On peut parler de transparence, d’ouverture de l’information, de non censure, d’accès aux flux d’information dont vous parliez. Si on lit Popper depuis les Deux Sources, je pense que Bergson dirait que l’obstacle à l’ouverture, à la mobilité est plus profond que Popper ne le croit. L’obstacle est vraiment anthropologique, et de ce point de vue-là Popper serait peut-être un peu optimiste. C’est une vraie question.

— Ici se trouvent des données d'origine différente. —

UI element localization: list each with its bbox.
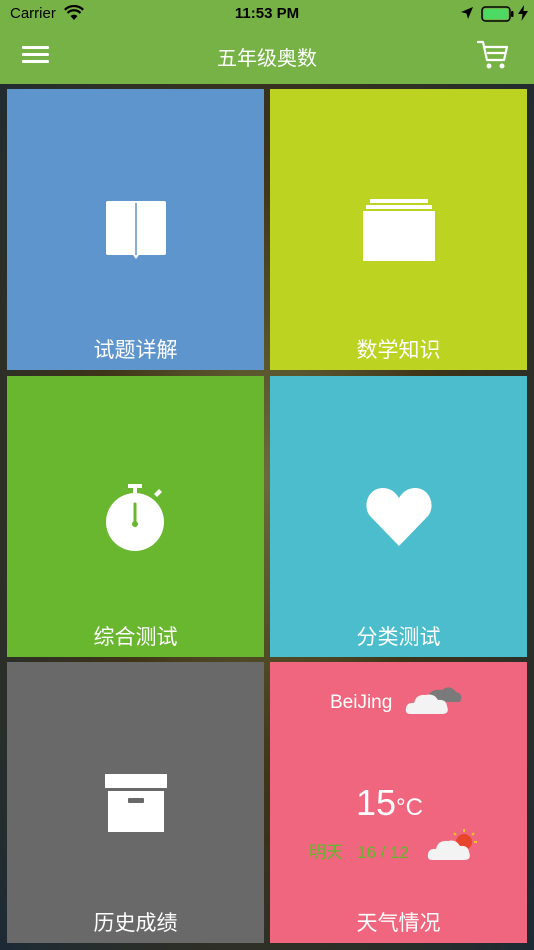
stopwatch-icon: [105, 483, 164, 551]
tomorrow-label: 明天: [309, 843, 343, 863]
cart-icon: [476, 40, 509, 62]
temperature-value: 15: [356, 782, 397, 823]
weather-temperature: 15°C: [356, 782, 423, 824]
cloudy-icon: [405, 687, 462, 714]
tile-label: 历史成绩: [93, 911, 178, 935]
cart-button[interactable]: [476, 38, 510, 72]
nav-bar: 五年级奥数: [0, 28, 534, 84]
tile-exam-explanation[interactable]: 试题详解: [7, 89, 264, 370]
status-time: 11:53 PM: [234, 5, 300, 22]
temperature-unit: °C: [396, 794, 423, 821]
tile-label: 分类测试: [356, 625, 441, 649]
tile-label: 数学知识: [356, 338, 441, 362]
partly-sunny-icon: [427, 829, 477, 860]
tile-comprehensive-test[interactable]: 综合测试: [7, 376, 264, 657]
page-title: 五年级奥数: [217, 46, 317, 70]
tile-weather[interactable]: BeiJing 15°C 明天 16 / 12 天气情况: [270, 662, 527, 943]
folder-stack-icon: [362, 198, 435, 261]
tomorrow-range: 16 / 12: [357, 843, 409, 862]
archive-box-icon: [104, 773, 167, 832]
tile-label: 综合测试: [93, 625, 178, 649]
heart-icon: [365, 487, 432, 546]
tile-history-scores[interactable]: 历史成绩: [7, 662, 264, 943]
status-bar: Carrier 11:53 PM: [0, 0, 534, 28]
app-header: Carrier 11:53 PM 五年级奥数: [0, 0, 534, 84]
book-icon: [105, 200, 166, 259]
charging-icon: [518, 5, 528, 21]
tile-math-knowledge[interactable]: 数学知识: [270, 89, 527, 370]
tile-label: 天气情况: [356, 911, 441, 935]
weather-tomorrow: 明天 16 / 12: [309, 838, 409, 863]
weather-city: BeiJing: [330, 692, 393, 713]
battery-icon: [481, 6, 514, 22]
location-icon: [461, 7, 473, 19]
tile-label: 试题详解: [93, 338, 178, 362]
tile-category-test[interactable]: 分类测试: [270, 376, 527, 657]
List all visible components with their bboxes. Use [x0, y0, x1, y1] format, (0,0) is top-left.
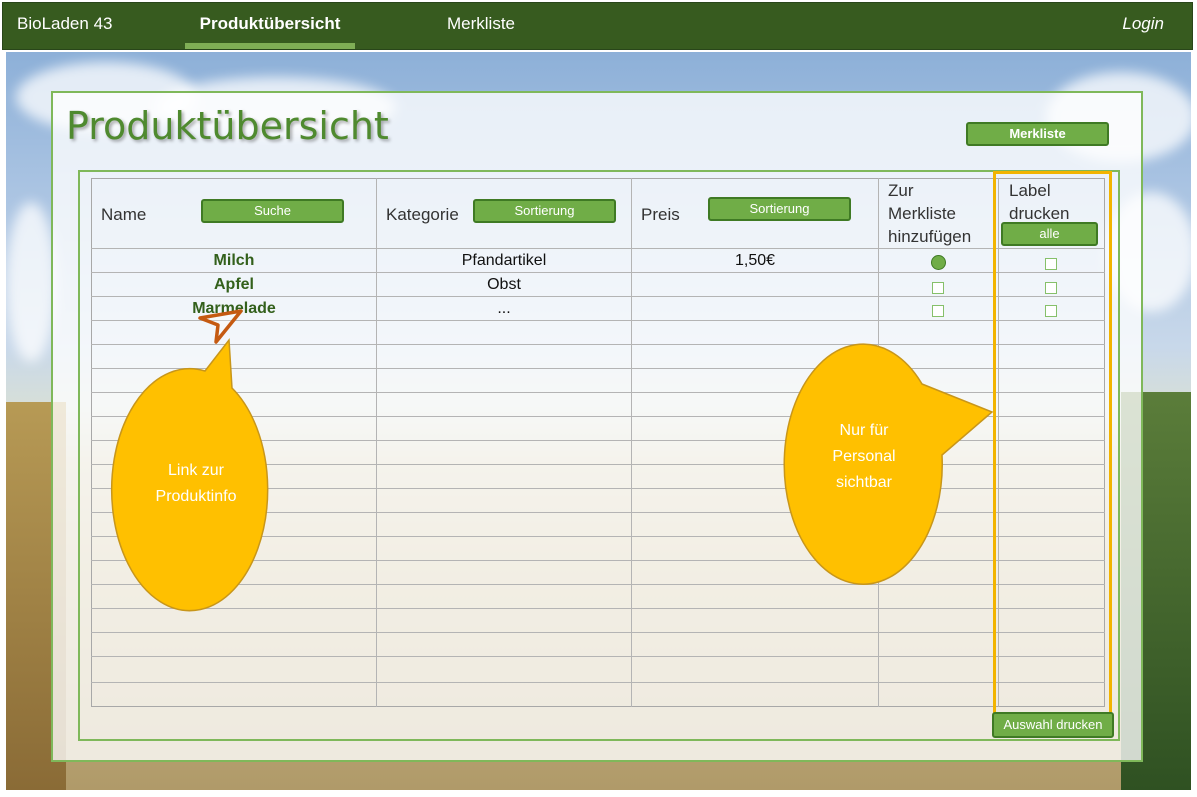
callout-line: Produktinfo	[155, 488, 237, 505]
callout-line: sichtbar	[835, 474, 893, 491]
callout-line: Link zur	[167, 462, 225, 479]
cursor-arrow-icon	[198, 309, 243, 344]
annotation-layer	[110, 309, 994, 612]
callout-line: Personal	[832, 448, 896, 465]
link-callout-text: Link zur Produktinfo	[123, 458, 269, 510]
callout-line: Nur für	[839, 422, 889, 439]
staff-callout-text: Nur für Personal sichtbar	[791, 418, 937, 496]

Sans doute que Bergson reconnaîtrait aussi… Ne parlons pas pour lui, mais sans doute que son concept d’ouverture se traduirait par une mobilité et surtout, son concept de clôture par les obstacles mis à cette mobilité, donc c’est vrai que l’inégalité sociale se traduit par un blocage de l’ascension sociale, que l’inégalité humaine se traduit par un retour des murs, des frontières, donc je pense que votre question est juste dans la mesure où dans les obstacles à la mobilité on retrouve l’obstacle anthropologique fondamental.

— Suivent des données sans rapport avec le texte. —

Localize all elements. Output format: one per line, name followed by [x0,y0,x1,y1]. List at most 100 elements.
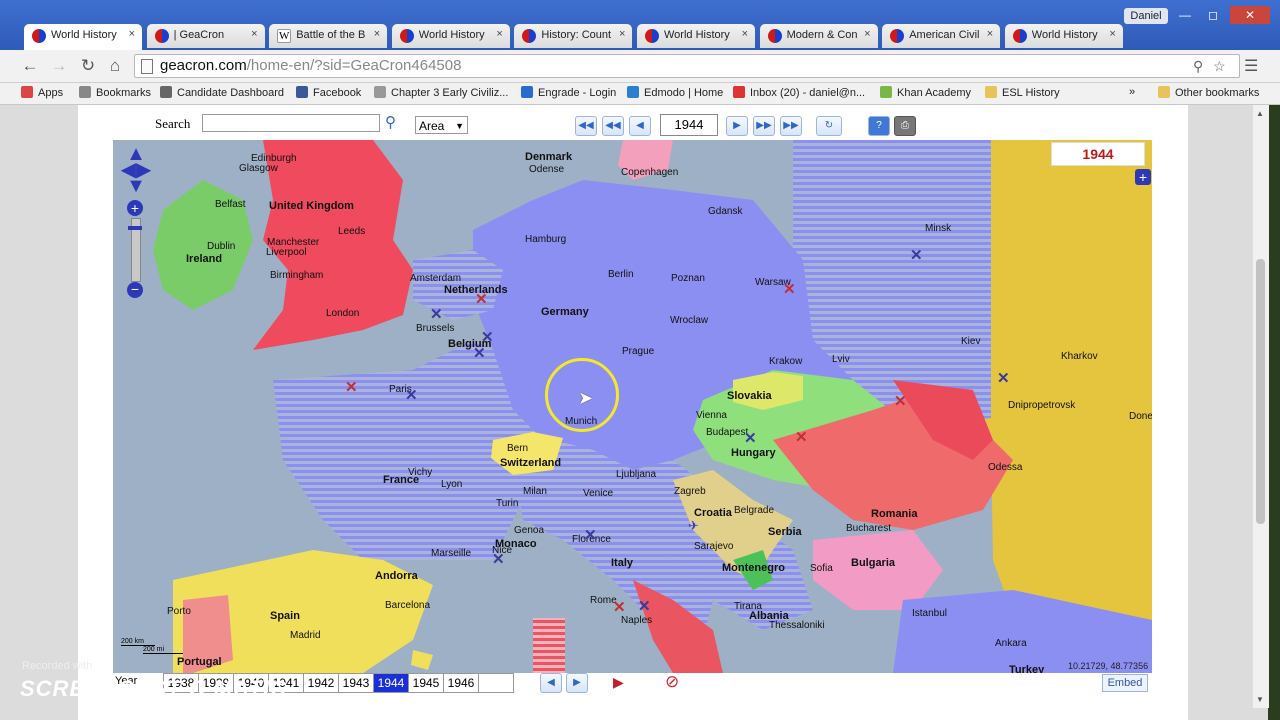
city-label[interactable]: Prague [622,346,654,357]
play-icon[interactable]: ▶ [613,674,624,691]
zoom-in-icon[interactable]: + [127,200,143,216]
last-year-button[interactable]: ▶▶ [780,116,802,136]
more-bookmarks-button[interactable]: » [1129,86,1135,98]
area-select[interactable]: Area ▼ [415,116,468,134]
browser-tab[interactable]: World History × [1004,24,1123,48]
bookmark-item[interactable]: Facebook [296,86,361,99]
city-label[interactable]: Budapest [706,427,748,438]
timeline-prev-icon[interactable]: ◀ [540,673,562,693]
reload-icon[interactable]: ↻ [77,56,99,76]
tab-close-icon[interactable]: × [742,28,748,40]
country-label[interactable]: Portugal [177,656,222,668]
city-label[interactable]: Madrid [290,630,321,641]
timeline-year[interactable]: 1945 [408,673,444,693]
close-window-button[interactable]: ✕ [1230,6,1270,24]
timeline-next-icon[interactable]: ▶ [566,673,588,693]
bookmark-item[interactable]: Khan Academy [880,86,971,99]
bookmark-item[interactable]: Apps [21,86,63,99]
tab-close-icon[interactable]: × [251,28,257,40]
scroll-up-icon[interactable]: ▲ [1256,109,1264,118]
city-label[interactable]: Barcelona [385,600,430,611]
city-label[interactable]: Wroclaw [670,315,708,326]
country-label[interactable]: Spain [270,610,300,622]
city-label[interactable]: Amsterdam [410,273,461,284]
timeline-year[interactable]: 1944 [373,673,409,693]
battle-marker[interactable]: ✕ [638,597,651,615]
country-label[interactable]: Italy [611,557,633,569]
city-label[interactable]: Tirana [734,601,762,612]
timeline-year[interactable]: 1943 [338,673,374,693]
city-label[interactable]: Birmingham [270,270,323,281]
star-icon[interactable]: ☆ [1213,55,1226,77]
city-label[interactable]: Poznan [671,273,705,284]
browser-tab[interactable]: World History × [24,24,142,50]
city-label[interactable]: Copenhagen [621,167,678,178]
city-label[interactable]: Kharkov [1061,351,1098,362]
chrome-menu-icon[interactable]: ☰ [1244,56,1258,76]
bookmark-item[interactable]: Engrade - Login [521,86,616,99]
country-label[interactable]: Romania [871,508,917,520]
first-year-button[interactable]: ◀◀ [575,116,597,136]
city-label[interactable]: Dublin [207,241,235,252]
city-label[interactable]: Liverpool [266,247,307,258]
city-label[interactable]: Thessaloniki [769,620,825,631]
timeline-year[interactable]: 1946 [443,673,479,693]
timeline-year[interactable]: 1942 [303,673,339,693]
country-label[interactable]: Bulgaria [851,557,895,569]
print-icon[interactable]: ⎙ [894,116,916,136]
battle-marker[interactable]: ✕ [475,290,488,308]
forward-arrow-icon[interactable]: → [48,56,70,76]
airplane-icon[interactable]: ✈ [688,518,699,534]
pan-arrows-icon[interactable]: ▲ ◀▶ ▼ [119,144,153,196]
page-scrollbar[interactable]: ▲ ▼ [1252,105,1269,708]
bookmark-item[interactable]: Bookmarks [79,86,151,99]
country-label[interactable]: Serbia [768,526,802,538]
city-label[interactable]: Odessa [988,462,1022,473]
year-input[interactable]: 1944 [660,114,718,136]
scrollbar-thumb[interactable] [1256,259,1265,524]
battle-marker[interactable]: ✕ [910,246,923,264]
battle-marker[interactable]: ✕ [783,280,796,298]
country-label[interactable]: Croatia [694,507,732,519]
other-bookmarks[interactable]: Other bookmarks [1158,86,1259,99]
country-label[interactable]: Andorra [375,570,418,582]
city-label[interactable]: Glasgow [239,163,278,174]
expand-icon[interactable]: + [1135,169,1151,185]
city-label[interactable]: Vienna [696,410,727,421]
tab-close-icon[interactable]: × [496,28,502,40]
battle-marker[interactable]: ✕ [345,378,358,396]
city-label[interactable]: Ljubljana [616,469,656,480]
tab-close-icon[interactable]: × [619,28,625,40]
bookmark-item[interactable]: Candidate Dashboard [160,86,284,99]
minimize-button[interactable]: — [1172,6,1198,24]
battle-marker[interactable]: ✕ [997,369,1010,387]
tab-close-icon[interactable]: × [864,28,870,40]
country-label[interactable]: Turkey [1009,664,1044,673]
zoom-slider[interactable]: + − [126,200,144,300]
prev-year-button[interactable]: ◀ [629,116,651,136]
city-label[interactable]: Belfast [215,199,246,210]
browser-tab[interactable]: Battle of the B × [269,24,388,48]
country-label[interactable]: United Kingdom [269,200,354,212]
city-label[interactable]: Sarajevo [694,541,733,552]
city-label[interactable]: Kiev [961,336,980,347]
scroll-down-icon[interactable]: ▼ [1256,695,1264,704]
country-label[interactable]: Ireland [186,253,222,265]
browser-tab[interactable]: Modern & Con × [759,24,878,48]
city-label[interactable]: Sofia [810,563,833,574]
country-label[interactable]: Montenegro [722,562,785,574]
city-label[interactable]: London [326,308,359,319]
bookmark-item[interactable]: Inbox (20) - daniel@n... [733,86,865,99]
embed-button[interactable]: Embed [1102,674,1148,692]
help-icon[interactable]: ? [868,116,890,136]
city-label[interactable]: Naples [621,615,652,626]
browser-tab[interactable]: World History × [391,24,510,48]
city-label[interactable]: Venice [583,488,613,499]
city-label[interactable]: Gdansk [708,206,742,217]
home-icon[interactable]: ⌂ [104,56,126,76]
city-label[interactable]: Lviv [832,354,850,365]
city-label[interactable]: Turin [496,498,518,509]
profile-button[interactable]: Daniel [1124,8,1168,24]
battle-marker[interactable]: ✕ [430,305,443,323]
country-label[interactable]: Denmark [525,151,572,163]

La mobilité et les obstacles à la mobilité seraient donc des symptômes de l’ouverture et de la clôture ?

Voilà. Il ne faudrait pas croire qu’il suffise d’ouvrir les barrières, les flux pour qu’on ait l’ouverture morale.

Cela nous amène à une autre ambiguité souvent présente dans les médias, l’identification entre ouverture politique et libéralisme économique.

C’est une grave confusion. Dans le libéralisme économique il y a bien entendu un aspect de compétition qui est typiquement la clôture au sens de Bergson, c’est-à-dire que la compétition économique, c’est typiquement l’homme fini qui cherche son intérêt. En principe, il ne le cherche pas nécessairement contre les autres, mais en fait c’est le cas, précisément parce qu’il est limité. L’ouverture morale et politique, au contraire, c’est d’abord un geste qui cherche à délivrer l’humanité de sa finitude, de sa souffrance et de ses injustices, donc un geste d’emblée universel.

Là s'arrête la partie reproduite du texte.